Anyway, copyright was originally meant to be for fourteen years. Fast forward a couple hundred years...once again, we the people have absolutely no representation. Some of us may think we have representation simply because we've been socialized to think along party lines, but the major parties truly only represent or listen to the corporations and lobbyists paying them. As such, our laws have become increasingly twisted and biased towards special interests. The sole reason copyright lasts for longer than fourteen years is because of bribery and corruption...hence, in my opinion, all of these recent copyright laws are completely illegitimate. I don't find it unreasonable to call disobeying them an act of civil disobedience, which is especially justified when you have no political representation.

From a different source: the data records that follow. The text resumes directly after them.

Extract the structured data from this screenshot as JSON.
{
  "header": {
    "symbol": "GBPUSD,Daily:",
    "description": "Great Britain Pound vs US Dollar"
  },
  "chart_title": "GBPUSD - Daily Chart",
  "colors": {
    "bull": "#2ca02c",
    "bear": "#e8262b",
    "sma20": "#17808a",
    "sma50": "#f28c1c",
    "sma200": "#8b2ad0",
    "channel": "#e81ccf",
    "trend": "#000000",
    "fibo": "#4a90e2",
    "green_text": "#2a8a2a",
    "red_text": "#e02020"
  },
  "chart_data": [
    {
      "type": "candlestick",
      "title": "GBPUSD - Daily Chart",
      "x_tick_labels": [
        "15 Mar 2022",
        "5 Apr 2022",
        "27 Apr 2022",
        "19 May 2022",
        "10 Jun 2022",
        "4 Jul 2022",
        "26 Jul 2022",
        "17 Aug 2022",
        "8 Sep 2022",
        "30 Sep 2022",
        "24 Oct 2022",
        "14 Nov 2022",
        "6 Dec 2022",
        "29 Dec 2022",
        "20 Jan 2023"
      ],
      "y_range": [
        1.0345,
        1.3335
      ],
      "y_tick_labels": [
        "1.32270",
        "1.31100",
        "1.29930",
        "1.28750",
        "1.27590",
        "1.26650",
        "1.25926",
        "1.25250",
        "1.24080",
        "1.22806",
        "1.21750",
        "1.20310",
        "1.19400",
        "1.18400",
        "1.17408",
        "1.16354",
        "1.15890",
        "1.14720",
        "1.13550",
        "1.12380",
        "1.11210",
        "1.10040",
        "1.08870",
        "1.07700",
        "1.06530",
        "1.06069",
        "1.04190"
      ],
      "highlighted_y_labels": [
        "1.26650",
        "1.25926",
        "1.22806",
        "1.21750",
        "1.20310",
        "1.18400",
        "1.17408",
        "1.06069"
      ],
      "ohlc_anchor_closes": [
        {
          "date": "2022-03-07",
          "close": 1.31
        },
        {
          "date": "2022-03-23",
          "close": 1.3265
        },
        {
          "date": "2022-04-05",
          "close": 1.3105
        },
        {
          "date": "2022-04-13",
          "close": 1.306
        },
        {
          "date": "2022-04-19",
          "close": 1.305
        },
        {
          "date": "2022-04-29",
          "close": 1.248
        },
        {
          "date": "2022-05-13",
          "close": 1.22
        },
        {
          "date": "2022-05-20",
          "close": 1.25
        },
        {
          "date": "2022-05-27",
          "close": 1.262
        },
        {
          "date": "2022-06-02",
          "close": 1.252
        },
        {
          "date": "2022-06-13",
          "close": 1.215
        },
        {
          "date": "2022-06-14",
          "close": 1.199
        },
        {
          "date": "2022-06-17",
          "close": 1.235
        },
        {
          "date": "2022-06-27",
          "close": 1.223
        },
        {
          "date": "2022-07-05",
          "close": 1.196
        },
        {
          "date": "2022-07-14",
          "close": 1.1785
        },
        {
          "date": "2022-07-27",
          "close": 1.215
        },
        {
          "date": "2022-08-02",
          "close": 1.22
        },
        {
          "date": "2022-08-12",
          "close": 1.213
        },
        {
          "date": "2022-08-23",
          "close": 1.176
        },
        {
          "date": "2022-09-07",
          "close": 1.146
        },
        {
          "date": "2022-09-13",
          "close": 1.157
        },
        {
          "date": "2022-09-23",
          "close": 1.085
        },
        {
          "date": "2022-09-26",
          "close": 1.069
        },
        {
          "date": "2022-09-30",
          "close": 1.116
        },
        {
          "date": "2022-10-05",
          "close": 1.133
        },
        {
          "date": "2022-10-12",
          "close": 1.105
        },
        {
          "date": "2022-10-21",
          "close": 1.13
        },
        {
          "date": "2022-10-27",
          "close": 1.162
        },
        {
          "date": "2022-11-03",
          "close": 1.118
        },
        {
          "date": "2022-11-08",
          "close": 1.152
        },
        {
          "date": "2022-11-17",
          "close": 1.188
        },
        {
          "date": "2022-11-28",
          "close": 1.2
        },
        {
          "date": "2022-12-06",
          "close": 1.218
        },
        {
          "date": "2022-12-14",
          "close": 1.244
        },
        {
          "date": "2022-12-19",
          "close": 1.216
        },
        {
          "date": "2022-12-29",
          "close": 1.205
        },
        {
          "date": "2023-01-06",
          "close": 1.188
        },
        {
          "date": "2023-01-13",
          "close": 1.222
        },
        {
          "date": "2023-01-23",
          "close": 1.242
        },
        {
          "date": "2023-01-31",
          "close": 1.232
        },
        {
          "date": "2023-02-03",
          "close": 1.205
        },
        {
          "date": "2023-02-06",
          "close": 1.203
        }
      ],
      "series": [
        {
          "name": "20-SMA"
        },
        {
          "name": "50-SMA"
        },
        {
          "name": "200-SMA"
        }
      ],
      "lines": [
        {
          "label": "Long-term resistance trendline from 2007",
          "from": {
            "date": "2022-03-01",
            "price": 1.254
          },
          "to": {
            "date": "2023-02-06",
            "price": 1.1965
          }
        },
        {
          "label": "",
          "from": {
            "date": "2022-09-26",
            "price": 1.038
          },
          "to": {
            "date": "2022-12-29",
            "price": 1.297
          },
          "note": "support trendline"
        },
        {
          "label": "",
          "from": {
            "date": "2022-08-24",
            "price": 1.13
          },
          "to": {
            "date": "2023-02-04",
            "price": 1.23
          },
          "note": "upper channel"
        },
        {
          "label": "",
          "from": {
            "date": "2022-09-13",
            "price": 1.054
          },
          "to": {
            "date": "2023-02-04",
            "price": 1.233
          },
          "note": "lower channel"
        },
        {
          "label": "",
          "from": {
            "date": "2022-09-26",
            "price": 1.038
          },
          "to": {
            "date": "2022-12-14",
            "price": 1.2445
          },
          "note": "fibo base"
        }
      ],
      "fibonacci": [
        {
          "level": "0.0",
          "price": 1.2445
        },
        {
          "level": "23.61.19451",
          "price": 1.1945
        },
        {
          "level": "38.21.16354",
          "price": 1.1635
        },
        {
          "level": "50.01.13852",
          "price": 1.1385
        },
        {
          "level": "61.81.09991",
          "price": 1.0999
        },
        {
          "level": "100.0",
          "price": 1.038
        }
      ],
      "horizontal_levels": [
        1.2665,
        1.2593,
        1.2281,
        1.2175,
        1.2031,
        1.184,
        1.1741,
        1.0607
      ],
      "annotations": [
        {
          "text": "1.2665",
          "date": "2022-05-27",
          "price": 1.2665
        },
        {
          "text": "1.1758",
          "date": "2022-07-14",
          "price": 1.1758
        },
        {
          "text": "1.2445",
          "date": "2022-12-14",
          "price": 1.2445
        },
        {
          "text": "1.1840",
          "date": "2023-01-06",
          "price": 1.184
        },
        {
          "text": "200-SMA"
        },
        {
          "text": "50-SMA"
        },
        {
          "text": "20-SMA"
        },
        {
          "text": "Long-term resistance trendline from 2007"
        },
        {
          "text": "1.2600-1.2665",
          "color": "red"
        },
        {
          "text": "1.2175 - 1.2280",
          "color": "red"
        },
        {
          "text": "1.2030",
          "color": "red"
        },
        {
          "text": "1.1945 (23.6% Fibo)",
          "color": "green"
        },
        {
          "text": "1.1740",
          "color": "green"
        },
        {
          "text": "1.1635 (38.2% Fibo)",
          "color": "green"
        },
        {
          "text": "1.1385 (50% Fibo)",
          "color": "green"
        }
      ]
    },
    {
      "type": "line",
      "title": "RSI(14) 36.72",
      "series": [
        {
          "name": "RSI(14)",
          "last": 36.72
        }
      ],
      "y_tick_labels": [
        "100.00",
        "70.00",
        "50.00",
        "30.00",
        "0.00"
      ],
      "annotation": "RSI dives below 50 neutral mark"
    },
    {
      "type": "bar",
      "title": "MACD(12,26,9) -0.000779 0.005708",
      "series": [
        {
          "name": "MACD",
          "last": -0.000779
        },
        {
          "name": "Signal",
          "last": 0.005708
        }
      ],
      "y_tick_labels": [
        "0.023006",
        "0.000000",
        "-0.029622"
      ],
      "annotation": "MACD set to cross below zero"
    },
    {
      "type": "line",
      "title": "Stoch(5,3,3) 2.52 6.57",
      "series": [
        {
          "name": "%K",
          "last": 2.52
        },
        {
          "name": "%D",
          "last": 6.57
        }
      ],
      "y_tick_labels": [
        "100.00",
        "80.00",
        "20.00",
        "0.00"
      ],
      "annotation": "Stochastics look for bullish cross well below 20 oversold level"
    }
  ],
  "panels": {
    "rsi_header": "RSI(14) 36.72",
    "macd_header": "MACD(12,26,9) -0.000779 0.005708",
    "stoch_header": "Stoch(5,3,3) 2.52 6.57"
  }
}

In 1998 Disney "bought" the Mickey Mouse Protection Act. Which they pushed though Sonny Bono. Original copyright length was as mentioned above, but the number of extensions was never defined. "Limited ammount of time" can theoretically mean from now till the end of humanity. It is inevintable and finite, but the length is unknown. It's call purpetual extensions.

From Wikipedia.org
"United States
In the United States, perpetual copyright is prohibited by the US Constitution, which provides that copyright must be for a limited term. However, it does not specify how long that term can be, and it has successively been extended by Congress. Some have argued that two consecutive extensions of the copyright term in the 1970s and 1990s have created a de facto "perpetual copyright on the installment plan", but this argument has been rejected by the US Supreme Court in Eldred v. Ashcroft, which held that the term of copyright may be extended by Congress, so long as it is still a limited term."

This is especially true concerning software. An exception must be made for it since it's obsoleteness comes very quickly compared to music, movie and liturature. In 2097 Who the hell is going to remember Windows XP? It requires vigilaties to preserve the old programs like home of the underdogs and other abandonware sites. A company does not have to make their games public domain, just declare it freeware.

present copyright laws. which are:
Corporations: 95 years
Individuals: Life + 75 years

"Elvis sure is making a lot of money for a deadman"

Personaly, I believe copyright lengths should be like this
Music, Movies, Liturature: 30 years
Software: 10 years

I do not believe the next 3 generations of an author, creator or company executives should continue to profit off someone elses works

because of all these lengths and extensions. Many unknown copyrighted materials which are not marketed or enforced will fall into the abyss of time. Only a small fraction of all copyrights ever made are still commercially exploited.

and think about this. When a copyright expires, yes the owner will no longer get royalties, but publishers still can. Especially with books and liturature. I don't want to be reading a novel off a video screen. How about you?
 

Ruckus

Hardforum Moderator-in-Chief
Staff member
Joined
Oct 12, 2001
Messages
10,774
So they basically want you to pay for the cd and pay for the mp3 for your ipod?